A summary of whole haplotypes that is commonly used in population genetic analyses is the sample frequency spectrum (SFS). For a sample of n haplotypes from a panmictic (i.e. without substructure) population, the SFS is an (n-1)-dimensional vector where the i-th entry is the proportion of SNPs with i copies of the mutant allele in the sample. One can talk about a mutant/derived allele because most analyses assume that mutations are rare enough that the observed SNPs are dimorphic. The first few entries of the SFS capture the proportion of rare SNPs in the sample and are especially useful for inferring recent population history. Several recent large sample sequencing studies [4-6] have found that humans have many more putatively neutral rare SNPs compared to predictions from a constant population size model. Using the SFS from their data, these studies all infer demographic models with recent exponential population expansion.

However, until fairly recently, it was not known whether the SFS of a sample uniquely determines the underlying demographic model.
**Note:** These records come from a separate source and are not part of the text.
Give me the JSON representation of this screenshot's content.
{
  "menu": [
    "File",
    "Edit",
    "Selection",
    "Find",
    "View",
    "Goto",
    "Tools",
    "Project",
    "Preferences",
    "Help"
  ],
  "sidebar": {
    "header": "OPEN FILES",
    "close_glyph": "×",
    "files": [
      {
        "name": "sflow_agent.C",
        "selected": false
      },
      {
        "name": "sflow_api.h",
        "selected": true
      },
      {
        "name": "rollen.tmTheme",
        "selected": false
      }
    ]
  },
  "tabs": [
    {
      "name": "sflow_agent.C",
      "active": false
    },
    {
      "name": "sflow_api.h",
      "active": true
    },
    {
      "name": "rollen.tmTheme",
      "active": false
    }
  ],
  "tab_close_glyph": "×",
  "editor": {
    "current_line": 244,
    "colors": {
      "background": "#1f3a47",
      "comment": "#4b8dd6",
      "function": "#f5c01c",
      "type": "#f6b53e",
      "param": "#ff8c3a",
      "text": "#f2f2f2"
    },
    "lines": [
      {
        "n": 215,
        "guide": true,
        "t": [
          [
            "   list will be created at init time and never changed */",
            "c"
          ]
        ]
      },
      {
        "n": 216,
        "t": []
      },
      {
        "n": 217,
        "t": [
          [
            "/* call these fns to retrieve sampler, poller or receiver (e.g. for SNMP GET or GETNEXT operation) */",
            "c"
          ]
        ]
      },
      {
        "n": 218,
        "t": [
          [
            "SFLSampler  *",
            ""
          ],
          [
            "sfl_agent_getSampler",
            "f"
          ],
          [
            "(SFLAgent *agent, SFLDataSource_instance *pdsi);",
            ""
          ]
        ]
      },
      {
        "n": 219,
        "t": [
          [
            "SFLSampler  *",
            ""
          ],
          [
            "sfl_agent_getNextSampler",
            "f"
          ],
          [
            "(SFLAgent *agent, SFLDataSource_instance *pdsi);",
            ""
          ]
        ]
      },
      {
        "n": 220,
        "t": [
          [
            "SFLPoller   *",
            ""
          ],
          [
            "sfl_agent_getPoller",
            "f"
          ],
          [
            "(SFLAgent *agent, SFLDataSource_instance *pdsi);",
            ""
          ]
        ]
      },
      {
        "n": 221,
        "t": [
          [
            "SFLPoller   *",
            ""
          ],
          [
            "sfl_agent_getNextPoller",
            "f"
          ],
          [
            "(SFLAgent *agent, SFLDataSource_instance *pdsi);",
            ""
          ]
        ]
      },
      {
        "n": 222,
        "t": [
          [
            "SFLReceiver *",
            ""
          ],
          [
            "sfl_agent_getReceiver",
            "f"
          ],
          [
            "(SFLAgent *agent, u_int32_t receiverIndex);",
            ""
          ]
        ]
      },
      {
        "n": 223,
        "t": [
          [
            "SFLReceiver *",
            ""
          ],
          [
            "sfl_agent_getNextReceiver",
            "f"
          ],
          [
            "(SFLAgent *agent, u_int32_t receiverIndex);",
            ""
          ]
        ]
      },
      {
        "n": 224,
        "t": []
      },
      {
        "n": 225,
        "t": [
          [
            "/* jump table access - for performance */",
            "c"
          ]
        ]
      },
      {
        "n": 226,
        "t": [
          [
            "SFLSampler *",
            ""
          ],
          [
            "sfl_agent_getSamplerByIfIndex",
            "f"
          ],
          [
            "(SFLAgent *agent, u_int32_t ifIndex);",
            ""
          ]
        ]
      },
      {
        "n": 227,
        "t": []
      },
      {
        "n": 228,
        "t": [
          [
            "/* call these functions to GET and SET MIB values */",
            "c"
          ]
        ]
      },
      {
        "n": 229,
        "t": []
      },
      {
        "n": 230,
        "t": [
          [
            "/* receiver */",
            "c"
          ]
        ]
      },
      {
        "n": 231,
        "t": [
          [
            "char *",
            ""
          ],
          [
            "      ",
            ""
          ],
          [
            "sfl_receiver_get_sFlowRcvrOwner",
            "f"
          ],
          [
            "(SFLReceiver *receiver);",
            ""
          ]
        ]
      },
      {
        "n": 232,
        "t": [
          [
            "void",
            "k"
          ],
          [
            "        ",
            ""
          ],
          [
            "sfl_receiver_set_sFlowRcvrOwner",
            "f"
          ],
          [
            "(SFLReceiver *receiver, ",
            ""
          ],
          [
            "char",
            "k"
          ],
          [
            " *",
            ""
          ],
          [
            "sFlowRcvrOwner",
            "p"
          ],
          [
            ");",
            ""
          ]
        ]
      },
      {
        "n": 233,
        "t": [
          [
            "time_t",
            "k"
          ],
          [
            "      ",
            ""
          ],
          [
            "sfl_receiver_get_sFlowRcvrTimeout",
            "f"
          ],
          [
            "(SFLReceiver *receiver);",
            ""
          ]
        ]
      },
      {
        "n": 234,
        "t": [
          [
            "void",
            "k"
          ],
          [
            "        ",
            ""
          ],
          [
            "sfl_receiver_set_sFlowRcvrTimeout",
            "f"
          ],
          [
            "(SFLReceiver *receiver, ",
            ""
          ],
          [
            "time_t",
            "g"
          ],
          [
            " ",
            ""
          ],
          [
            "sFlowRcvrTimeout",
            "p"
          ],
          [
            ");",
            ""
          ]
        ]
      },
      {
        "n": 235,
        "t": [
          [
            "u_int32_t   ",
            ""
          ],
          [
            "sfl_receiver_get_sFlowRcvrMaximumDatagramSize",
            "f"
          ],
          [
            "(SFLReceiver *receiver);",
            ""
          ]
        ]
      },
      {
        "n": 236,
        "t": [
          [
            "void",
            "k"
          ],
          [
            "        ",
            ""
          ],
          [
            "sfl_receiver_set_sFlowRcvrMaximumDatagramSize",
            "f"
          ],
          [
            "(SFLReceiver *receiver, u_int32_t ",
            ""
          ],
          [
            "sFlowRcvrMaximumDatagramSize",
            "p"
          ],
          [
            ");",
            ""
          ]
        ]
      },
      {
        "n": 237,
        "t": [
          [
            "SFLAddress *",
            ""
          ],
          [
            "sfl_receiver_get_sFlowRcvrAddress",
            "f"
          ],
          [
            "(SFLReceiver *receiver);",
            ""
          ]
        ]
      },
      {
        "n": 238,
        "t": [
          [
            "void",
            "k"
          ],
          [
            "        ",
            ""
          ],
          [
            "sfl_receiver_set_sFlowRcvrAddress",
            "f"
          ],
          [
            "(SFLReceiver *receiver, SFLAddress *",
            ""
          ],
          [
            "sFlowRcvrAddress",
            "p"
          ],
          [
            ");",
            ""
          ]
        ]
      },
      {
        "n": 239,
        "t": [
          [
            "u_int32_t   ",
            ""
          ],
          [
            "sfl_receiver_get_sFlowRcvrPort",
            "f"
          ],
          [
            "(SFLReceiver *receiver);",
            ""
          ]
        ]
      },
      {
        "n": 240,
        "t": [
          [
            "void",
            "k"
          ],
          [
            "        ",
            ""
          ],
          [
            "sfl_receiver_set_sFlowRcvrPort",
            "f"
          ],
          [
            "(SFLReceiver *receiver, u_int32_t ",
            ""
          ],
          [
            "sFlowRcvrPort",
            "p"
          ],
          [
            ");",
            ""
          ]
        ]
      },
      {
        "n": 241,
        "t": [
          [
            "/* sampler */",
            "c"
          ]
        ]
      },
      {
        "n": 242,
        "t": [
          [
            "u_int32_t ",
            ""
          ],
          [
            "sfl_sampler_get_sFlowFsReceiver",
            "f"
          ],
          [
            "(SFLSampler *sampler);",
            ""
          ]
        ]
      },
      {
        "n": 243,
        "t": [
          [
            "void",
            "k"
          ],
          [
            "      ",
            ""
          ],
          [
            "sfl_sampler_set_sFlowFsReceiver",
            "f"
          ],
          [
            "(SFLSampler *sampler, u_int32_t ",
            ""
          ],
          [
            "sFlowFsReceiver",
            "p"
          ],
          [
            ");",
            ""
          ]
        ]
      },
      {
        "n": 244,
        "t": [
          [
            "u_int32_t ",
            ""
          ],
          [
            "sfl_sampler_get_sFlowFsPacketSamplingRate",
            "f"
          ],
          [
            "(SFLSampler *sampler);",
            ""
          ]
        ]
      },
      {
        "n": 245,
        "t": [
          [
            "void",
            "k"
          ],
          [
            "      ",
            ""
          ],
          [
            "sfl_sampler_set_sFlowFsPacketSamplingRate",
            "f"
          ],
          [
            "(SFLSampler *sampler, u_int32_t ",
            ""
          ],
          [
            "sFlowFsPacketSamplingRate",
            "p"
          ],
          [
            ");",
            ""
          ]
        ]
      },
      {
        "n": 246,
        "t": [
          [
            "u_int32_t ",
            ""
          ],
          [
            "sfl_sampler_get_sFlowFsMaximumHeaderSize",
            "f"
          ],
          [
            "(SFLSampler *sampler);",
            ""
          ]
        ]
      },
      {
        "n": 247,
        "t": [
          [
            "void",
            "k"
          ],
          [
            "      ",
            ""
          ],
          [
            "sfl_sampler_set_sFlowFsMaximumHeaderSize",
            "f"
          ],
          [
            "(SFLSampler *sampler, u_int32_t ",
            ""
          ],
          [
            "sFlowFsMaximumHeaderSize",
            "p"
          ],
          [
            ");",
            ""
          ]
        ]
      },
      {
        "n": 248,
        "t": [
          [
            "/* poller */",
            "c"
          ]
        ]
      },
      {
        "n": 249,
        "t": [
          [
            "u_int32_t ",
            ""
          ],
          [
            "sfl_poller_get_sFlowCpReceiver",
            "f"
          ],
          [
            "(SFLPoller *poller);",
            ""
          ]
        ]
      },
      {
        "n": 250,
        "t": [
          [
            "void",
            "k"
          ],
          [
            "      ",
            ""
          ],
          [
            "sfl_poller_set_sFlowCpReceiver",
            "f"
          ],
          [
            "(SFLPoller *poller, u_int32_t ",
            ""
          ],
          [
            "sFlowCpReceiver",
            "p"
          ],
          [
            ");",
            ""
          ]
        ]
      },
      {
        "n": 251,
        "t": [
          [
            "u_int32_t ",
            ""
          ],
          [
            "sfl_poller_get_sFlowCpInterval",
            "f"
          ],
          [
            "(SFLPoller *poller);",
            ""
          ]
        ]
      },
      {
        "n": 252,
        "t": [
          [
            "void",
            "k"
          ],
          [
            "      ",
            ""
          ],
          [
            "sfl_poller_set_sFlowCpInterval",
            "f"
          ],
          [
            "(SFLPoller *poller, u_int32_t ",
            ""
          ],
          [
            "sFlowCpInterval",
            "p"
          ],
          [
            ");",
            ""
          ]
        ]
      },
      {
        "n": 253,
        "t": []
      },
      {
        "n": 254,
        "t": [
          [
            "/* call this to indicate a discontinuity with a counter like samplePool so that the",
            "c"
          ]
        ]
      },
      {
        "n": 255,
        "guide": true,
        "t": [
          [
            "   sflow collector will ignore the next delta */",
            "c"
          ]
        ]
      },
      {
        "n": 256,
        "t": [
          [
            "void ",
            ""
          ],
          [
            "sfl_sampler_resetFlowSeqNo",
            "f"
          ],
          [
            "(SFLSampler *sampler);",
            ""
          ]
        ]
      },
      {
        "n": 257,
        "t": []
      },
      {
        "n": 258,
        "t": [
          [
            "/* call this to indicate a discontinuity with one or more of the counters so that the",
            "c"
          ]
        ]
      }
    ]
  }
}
Could it be possible that two different demographic models produce the exact same expected SFS for all sample sizes? In 2008, Simon Myers, Charles Fefferman, and Nick Patterson came up with an elegant mathematical argument [7] to show that there are infinitely many population size histories that generate the same expected SFS for all sample sizes. They even provided an explicit example of a population size history which produced the same expected SFS as a constant population size model. However, their example history had increasingly rapid oscillations in the population size in the recent past, something that we might not expect to find in real biological populations. After all, even though we commonly use continuous-time models of evolution like coalescent theory and diffusion processes, biological populations evolve in discrete events of birth and death.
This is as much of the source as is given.